Storm surge is an abnormal rise of water generated by a storm, over and above the predicted astronomical tides. Storm surge is produced by water being pushed toward the shore by the force of the winds moving around the storm. The impact on surge of the low pressure associated with intense storms is minimal in comparison to the water being forced toward the shore by the wind. Storm surges are extremely dangerous because they are capable of flooding large coastal areas, causing severe devastation. Along the coast, storm surge is often the greatest threat to life and property from a hurricane. In the past, large death tolls have resulted from the rise of the ocean associated with many of the major hurricanes that have made landfall.
A storm surge driven by winds from a weakening Hurricane Isabel produced the worst Chesapeake Bay flooding in 70 years. Waters up to 8 feet above normal tides surged into lower Fells Point and across Pratt and Light streets into downtown Baltimore. Hundreds of basements and businesses flooded. Hundreds of homes in Bowleys Quarters and elsewhere on the bay shore were badly damaged or destroyed. Property damage reached $410 million in Maryland alone.
Notable Storm Surge Events in the United States:
2012 Hurricane Sandy NY, NJ 13 foot storm surge
2008 Hurricane Ike Galveston, TX 15-20 foot storm surge
2005 Hurricane Katrina New Orleans 25-28 foot storm surge
2005 Hurricane Dennis Florida 7-9 foot storm surge
2003 Hurricane Isabel Maryland 8 foot storm surge
1989 Hurricane Hugo S. Carolina 19.8 foot storm surge
In Baltimore, Fells Point Historic District is in serious danger from flooding because of rising sea levels. Only 3 percent of Baltimore sits in a coastal floodplain, according to the EPA. But because the historic district and the Inner Harbor are in that area, increased flooding is likely to be quite costly for the city. Baltimore already has flooding problems, and they’re likely to be made worse by the rising sea levels coupled with storm surge.
• New research indicates that rising sea level from climate change will roughly double the risks of storm-related flooding in coastal communities in Maryland and nationwide.
• Even small amounts of sea level rise make rare floods more common by adding to tides and storm surge
• Historic local sea level rise rate is1.2 inches/decade.

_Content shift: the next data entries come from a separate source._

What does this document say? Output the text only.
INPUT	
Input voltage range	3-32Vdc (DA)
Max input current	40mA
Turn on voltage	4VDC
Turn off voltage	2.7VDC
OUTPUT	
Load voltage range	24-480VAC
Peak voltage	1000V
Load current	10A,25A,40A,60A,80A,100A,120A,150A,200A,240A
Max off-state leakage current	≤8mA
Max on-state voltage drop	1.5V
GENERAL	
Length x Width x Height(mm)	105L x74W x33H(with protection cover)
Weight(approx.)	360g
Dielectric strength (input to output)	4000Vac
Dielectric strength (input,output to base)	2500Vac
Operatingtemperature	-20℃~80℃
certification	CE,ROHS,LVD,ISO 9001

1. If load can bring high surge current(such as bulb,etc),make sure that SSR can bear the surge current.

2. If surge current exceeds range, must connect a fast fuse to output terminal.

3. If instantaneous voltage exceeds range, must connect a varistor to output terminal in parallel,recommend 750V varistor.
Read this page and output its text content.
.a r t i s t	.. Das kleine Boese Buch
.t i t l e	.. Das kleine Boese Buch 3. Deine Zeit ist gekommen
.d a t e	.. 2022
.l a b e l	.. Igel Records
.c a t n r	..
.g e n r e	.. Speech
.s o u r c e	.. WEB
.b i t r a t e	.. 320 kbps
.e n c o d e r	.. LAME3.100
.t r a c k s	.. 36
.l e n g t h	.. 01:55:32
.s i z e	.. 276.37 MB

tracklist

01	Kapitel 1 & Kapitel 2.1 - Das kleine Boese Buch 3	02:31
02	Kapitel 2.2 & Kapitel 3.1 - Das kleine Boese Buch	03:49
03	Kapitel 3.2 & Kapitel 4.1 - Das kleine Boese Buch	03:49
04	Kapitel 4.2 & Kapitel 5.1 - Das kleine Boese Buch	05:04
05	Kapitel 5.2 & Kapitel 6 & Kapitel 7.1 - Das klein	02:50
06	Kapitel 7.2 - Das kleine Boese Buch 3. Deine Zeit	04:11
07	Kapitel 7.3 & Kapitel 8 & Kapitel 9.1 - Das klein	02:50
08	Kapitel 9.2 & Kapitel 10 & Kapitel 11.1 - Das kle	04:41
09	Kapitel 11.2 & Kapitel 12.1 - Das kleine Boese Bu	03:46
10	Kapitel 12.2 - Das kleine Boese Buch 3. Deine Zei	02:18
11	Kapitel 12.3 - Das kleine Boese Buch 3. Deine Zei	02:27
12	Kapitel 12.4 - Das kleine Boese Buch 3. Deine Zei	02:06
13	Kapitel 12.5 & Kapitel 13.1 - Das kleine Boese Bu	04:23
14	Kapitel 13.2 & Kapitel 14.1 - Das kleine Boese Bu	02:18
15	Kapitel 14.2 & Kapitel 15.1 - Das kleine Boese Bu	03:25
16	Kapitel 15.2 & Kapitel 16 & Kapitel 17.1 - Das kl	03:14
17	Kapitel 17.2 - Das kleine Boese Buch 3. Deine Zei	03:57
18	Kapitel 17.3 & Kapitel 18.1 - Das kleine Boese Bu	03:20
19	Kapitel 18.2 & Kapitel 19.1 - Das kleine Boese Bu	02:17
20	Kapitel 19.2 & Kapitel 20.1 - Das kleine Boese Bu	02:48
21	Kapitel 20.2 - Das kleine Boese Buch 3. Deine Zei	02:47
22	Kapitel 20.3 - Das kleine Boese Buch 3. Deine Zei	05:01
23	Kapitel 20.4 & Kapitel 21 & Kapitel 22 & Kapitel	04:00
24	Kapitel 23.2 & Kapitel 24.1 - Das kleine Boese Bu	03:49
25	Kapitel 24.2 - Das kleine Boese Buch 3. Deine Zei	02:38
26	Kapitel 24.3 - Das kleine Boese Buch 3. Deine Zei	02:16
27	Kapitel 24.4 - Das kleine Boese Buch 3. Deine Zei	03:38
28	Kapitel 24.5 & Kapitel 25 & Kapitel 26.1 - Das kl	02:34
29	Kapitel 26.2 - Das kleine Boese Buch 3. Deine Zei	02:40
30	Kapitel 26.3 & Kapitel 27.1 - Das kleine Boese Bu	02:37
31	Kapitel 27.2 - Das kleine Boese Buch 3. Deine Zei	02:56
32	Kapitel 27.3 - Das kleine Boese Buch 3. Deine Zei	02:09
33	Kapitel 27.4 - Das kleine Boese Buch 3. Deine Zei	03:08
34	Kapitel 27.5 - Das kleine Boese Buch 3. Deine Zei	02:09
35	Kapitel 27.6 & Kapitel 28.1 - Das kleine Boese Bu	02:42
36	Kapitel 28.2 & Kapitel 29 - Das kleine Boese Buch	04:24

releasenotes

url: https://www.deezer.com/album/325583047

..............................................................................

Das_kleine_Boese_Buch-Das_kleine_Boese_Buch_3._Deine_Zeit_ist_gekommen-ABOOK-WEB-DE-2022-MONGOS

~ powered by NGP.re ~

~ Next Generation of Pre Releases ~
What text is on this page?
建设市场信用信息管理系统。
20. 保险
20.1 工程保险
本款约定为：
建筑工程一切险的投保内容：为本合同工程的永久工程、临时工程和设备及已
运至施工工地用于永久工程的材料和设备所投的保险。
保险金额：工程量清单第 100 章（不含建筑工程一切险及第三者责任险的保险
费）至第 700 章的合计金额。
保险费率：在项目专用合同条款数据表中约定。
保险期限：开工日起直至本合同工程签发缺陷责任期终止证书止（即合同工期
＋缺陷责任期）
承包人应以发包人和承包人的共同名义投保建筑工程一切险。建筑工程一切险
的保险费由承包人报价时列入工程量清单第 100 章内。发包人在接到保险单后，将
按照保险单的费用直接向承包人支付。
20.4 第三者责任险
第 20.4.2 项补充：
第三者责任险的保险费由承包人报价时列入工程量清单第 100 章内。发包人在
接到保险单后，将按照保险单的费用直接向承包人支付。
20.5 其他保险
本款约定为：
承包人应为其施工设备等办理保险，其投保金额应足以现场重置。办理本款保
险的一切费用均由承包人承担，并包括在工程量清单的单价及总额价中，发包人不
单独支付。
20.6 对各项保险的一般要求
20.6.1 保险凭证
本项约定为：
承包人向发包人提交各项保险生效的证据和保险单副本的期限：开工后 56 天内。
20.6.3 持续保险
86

Conservative sea level rise projections by 2050 is 13 inches or more.
Coastal Inundation is the flooding of normally dry, low-lying coastal land, primarily caused by severe weather events along the coasts, estuaries, and adjoining rivers. These storms, which include hurricanes and nor’easters, bring strong winds and heavy rains. The winds drive large waves and storm surge on shore, and heavy rains raise rivers.
As destructive as Isabel was, recent computer simulations by government scientists – the most extensive ever for the Chesapeake Bay – show that hurricane storm surges here could get much, much worse. All low-lying coastal regions, which can cover tens of miles inland, are vulnerable to flooding from storms, and the impact can be substantial. Much of the densely populated Atlantic coastline lies less than 10 feet above mean sea level, within the reach of strong storm surge events.
Inundation events are among the more frequent, costly, and deadly coastal hazards that can impact coastal communities in the U.S. In confined harbors, the combination of storm tides, waves, and currents can severely damage boats, buildings and infrastructure. Salt water intrusion endangers the public health, kills vegetation, and can significantly impact underground infrastructure.